- Chulafinnee, Alabama Chulafinnee, Alabama
- Coordinates: 33°32′43″N 85°38′56″W﻿ / ﻿33.54528°N 85.64889°W
- Country: United States
- State: Alabama
- County: Cleburne
- Elevation: 876 ft (267 m)
- Time zone: UTC-6 (Central (CST))
- • Summer (DST): UTC-5 (CDT)
- GNIS feature ID: 159405

= Chulafinnee, Alabama =

Unincorporated community in Alabama, United States

Chulafinnee is an unincorporated community in Cleburne County, Alabama, United States.

==History==
Chulafinnee was named after the nearby Chulafinnee Creek, which was derived from Creek words chuli meaning "pine" and fina meaning "footlog". Chulafinnee was founded in 1835 when gold was found in the nearby creeks.

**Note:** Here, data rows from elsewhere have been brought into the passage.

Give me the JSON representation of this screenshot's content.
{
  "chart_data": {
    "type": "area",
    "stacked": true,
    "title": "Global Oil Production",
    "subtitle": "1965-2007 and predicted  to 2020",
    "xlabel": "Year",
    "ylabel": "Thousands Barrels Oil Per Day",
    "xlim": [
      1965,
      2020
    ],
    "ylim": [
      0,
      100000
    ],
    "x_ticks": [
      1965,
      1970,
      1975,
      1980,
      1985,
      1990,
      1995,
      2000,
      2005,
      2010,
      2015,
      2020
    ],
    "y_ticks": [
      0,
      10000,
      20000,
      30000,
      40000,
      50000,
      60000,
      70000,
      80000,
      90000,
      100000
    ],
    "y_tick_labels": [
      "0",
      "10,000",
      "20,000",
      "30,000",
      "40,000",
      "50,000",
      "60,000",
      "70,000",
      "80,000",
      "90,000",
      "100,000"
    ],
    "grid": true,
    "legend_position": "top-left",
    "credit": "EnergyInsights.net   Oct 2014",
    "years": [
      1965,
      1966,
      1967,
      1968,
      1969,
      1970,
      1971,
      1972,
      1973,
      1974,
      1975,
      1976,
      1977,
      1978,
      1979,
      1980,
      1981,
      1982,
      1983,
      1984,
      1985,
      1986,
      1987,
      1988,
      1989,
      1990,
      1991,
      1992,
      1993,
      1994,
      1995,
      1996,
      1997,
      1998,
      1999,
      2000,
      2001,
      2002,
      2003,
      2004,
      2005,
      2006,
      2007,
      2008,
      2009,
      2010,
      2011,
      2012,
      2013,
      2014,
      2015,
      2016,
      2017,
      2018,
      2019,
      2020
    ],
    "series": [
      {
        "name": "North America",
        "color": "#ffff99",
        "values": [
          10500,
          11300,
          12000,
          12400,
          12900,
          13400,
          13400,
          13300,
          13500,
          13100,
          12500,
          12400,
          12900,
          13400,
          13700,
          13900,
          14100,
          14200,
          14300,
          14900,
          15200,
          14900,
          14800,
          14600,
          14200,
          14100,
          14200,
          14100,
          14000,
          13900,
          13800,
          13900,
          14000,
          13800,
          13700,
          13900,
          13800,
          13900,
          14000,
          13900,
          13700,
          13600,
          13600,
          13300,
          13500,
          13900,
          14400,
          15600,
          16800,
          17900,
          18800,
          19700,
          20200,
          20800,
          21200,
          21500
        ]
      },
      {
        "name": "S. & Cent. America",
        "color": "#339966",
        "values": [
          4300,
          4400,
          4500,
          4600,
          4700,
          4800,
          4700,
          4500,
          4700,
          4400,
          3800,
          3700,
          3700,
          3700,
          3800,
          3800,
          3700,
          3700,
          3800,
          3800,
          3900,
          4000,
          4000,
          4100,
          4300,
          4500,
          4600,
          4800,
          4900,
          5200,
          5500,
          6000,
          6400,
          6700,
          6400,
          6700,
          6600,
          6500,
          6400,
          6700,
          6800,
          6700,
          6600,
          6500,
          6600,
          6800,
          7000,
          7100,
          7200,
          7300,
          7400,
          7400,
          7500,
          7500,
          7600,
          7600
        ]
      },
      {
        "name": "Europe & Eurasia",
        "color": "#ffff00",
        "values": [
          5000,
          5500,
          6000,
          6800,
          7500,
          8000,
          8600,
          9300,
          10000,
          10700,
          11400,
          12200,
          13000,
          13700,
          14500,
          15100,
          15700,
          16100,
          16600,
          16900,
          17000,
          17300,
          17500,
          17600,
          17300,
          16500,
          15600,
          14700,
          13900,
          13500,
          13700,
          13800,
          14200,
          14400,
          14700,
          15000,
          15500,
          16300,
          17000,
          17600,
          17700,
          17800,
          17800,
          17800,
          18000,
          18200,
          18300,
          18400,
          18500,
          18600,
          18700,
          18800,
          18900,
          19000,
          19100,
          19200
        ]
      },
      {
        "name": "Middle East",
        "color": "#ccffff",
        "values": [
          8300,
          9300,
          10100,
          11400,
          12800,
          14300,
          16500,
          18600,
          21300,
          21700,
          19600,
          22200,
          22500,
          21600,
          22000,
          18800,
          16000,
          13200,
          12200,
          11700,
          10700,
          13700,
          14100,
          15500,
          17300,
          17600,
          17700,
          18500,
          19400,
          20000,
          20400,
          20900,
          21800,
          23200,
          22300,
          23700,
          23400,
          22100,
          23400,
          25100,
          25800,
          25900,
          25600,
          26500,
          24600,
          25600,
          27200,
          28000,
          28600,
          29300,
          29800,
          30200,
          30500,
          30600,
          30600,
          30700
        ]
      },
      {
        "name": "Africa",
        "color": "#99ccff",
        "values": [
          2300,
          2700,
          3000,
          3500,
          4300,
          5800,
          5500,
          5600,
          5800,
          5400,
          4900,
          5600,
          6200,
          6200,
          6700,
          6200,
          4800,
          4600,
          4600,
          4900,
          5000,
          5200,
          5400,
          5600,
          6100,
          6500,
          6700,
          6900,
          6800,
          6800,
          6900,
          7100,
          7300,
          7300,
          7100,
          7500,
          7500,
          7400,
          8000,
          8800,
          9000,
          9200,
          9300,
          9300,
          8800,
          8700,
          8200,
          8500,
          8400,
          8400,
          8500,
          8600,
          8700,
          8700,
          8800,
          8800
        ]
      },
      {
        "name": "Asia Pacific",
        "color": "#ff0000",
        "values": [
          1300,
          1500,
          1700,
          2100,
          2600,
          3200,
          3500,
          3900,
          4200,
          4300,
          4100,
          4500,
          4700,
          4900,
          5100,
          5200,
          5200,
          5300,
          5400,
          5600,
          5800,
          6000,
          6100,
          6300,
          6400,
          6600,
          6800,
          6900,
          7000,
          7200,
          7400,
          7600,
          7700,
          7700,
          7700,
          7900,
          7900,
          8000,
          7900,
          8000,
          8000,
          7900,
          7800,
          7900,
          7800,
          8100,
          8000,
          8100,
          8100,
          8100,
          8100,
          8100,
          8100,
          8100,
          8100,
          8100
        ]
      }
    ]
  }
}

The population was smaller than that of nearby Arbacoochee (which was also formed after gold was found nearby), but considered by locals to be a more permanent town due to the greater number of brick buildings. Local lore held that the King brothers, (who later founded King Ranch), were prospectors in the area. Remains of some of the mines are located on the Frank Spain Scout Reservation, where participating Scouts are able to learn about the history of the area.

The American geologist Eugene Allen Smith explored the old mines and examined minerals around Chulafinnee in the late 1800s.

A post office operated under the name Chulafinnee from 1842 to 1904.